Ojo de pez

pablo Bujalance

E l clavo ardiendo

EN una entrevista que publiqué hace ya algún tiempo con un escritor de la primerísima fila del panorama literario nacional, el susodicho se lamentaba del escaso eco que la voz de los intelectuales españoles tiene en la sociedad contemporánea. Yo le pregunté si no creía que, sin embargo, a menudo esos mismos intelectuales que persiguen la aprobación de la sociedad viven ensimismados en su propio carisma y su propio negocio, mucho más preocupados por el reconocimiento de su obra que de los problemas y la vida cotidiana de esa misma ciudadanía. El escritor se mostró sorprendido y me confesó que no sabía de qué le estaba hablando. Recurrí entonces a la metáfora facilona de la torre de marfil y su tono cobró sonoros matices de indignación ante mi alevosía.

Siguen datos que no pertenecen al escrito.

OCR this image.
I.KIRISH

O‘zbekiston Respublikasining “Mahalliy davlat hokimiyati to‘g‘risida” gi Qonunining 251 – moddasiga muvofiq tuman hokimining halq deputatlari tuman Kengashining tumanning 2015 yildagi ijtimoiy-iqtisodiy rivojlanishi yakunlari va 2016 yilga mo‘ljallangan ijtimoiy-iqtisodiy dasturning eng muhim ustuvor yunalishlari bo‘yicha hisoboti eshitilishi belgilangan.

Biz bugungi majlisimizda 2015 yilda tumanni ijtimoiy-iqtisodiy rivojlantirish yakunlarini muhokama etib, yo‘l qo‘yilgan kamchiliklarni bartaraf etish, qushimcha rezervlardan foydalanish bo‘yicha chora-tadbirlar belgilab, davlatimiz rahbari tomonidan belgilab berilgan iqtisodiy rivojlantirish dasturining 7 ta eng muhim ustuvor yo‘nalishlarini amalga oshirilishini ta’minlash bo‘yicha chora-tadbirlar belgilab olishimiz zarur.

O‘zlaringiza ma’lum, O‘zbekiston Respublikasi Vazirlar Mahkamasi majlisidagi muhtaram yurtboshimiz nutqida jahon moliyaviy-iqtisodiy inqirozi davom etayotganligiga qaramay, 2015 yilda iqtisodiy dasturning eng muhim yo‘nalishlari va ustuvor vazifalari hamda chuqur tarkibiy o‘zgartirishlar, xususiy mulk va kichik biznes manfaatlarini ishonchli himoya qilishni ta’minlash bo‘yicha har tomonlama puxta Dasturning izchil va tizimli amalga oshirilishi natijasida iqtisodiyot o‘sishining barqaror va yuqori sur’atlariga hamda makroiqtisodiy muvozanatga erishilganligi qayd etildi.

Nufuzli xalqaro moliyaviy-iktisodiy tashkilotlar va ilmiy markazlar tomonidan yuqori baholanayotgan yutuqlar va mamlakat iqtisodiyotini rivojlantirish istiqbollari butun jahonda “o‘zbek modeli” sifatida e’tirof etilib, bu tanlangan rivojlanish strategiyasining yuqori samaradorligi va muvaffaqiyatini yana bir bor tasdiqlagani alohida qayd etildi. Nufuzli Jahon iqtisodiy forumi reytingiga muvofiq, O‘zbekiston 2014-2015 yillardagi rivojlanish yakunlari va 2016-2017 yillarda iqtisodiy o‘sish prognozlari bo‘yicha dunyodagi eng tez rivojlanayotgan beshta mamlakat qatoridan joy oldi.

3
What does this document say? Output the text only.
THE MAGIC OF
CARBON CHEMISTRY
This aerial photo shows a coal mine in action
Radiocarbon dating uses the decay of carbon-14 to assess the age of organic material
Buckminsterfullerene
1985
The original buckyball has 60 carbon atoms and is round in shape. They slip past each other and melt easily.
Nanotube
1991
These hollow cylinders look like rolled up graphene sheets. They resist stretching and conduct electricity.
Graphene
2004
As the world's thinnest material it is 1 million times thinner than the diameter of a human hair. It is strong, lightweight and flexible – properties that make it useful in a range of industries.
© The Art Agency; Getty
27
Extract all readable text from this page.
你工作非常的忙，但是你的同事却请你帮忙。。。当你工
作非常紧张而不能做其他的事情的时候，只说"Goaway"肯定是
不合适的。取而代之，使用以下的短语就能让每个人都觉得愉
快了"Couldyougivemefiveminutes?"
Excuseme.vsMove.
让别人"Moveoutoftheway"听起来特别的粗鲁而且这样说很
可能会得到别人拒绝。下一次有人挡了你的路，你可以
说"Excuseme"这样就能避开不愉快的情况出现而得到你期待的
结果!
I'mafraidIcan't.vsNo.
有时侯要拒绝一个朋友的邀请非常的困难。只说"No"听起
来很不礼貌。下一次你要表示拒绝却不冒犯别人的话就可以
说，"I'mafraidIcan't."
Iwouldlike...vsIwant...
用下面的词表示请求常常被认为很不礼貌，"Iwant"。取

Confieso que me llevé un chasco, no sólo porque admiro al autor en cuestión, también porque vi confirmadas mis peores sospechas: a buena parte de la plana intelectual del país, incluidas algunas de sus luminarias indiscutibles, sólo le interesan de la población a la que se dirigen los halagos que puedan caer. Son, en el peor sentido de la palabra, e independientemente de su adscripción ideológica, unos señoritos. Y que Dios me perdone.

Claro, que tampoco hacía falta comprobarlo a nivel particular. Es cierto que los espacios reservados a la divulgación cultural, artística y filosófica son cada vez menos, pero los que quedan son insoportablemente aburridos y elitistas, especialmente en televisión. Los ambientes literarios, amparados por las instituciones públicas, mantienen el regusto rancio de las tertulias de provincias del XIX pero sin las saludables rivalidades de antaño: sus participantes, novela en mano, se llevan razonablemente bien mediante el elogio al estilo krampack, y con ello los egos, ahora que nadie, según dicen, coge un libro, quedan satisfechos. Cierto, asistimos a un desmantelamiento brutal de la cultura a través de leyes de educación de insaciable tecnocracia y de subidas del IVA a mayor gloria de los teatros vacíos. Pero también va siendo hora de que quienes hacen la cultura vayan asumiendo responsabilidades.

Todo esto viene a cuento del alivio que me invadió cuando se anunció el Premio Príncipe de Asturias para Antonio Muñoz Molina, justo el modelo de intelectual que España necesita: riguroso, empeñado en significar en su tiempo y en su gente, sin partidismos ni concesiones a la frivolidad, dueño de una literatura tan magistral como amateur. Él es nuestro clavo ardiendo. La coartada a la esperanza. Razón y rabia. Pura alegría.